Les plateformes de streaming constituent de nouveaux intermédiaires d’une industrie musicale qui a été radicalement transformée par l’avènement des technologies numériques et d’Internet. De nombreuses études ont mis en avant les capacités émancipatrices de ces technologies offrant de nouvelles possibilités pour la production, la distribution et la promotion de la musique pour les artistes ; et la rendant plus accessible et abordable pour les consommateurs.

Dans nos recherches, nous nous sommes attachés à comprendre quelles étaient les conséquences de ces transformations pour les actices et acteurs des musiques indépendantes en allant au-delà des discours qui mettent en avant les effets supposément libérateurs des technologies numériques.

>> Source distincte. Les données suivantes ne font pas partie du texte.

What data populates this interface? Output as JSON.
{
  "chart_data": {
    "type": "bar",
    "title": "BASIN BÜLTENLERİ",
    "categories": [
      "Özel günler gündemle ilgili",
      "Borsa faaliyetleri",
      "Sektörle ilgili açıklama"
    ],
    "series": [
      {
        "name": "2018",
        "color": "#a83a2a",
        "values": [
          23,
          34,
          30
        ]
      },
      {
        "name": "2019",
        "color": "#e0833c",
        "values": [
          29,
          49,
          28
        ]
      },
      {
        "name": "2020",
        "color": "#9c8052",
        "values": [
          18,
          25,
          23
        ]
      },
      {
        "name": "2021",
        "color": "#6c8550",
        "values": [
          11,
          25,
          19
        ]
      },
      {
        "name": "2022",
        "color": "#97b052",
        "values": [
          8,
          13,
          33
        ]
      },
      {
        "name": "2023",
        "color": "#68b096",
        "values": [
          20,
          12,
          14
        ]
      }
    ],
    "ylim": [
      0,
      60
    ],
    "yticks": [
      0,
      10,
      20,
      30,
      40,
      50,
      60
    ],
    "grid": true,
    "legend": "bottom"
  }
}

En effet, des travaux montrent que la numérisation de la musique et le développement du streaming contribuent à perpétuer, à créer et parfois à accroître les inégalités, comme dans le cas de Spotify.

En cela, le secteur indépendant constitue un espace dans lequel de nouvelles idées, de nouvelles manières de produire et de diffuser la musique, des innovations créatives et de nouveaux modèles plus justes et durables peuvent voir le jour. Ce constat appelle néanmoins à une certaine vigilance. En effet, une étude récente montre que les inégalités sont également inexorablement présentes et reproduites au sein de plateformes alternatives comme Bandcamp. Il semble ainsi indispensable de réfléchir collectivement aux conditions d’accès à la musique et aux modes de production artistique et culturelle en général, afin de penser et d’imaginer des industries culturelles et créatives en phase avec les enjeux sociaux, économiques et environnementaux de notre temps.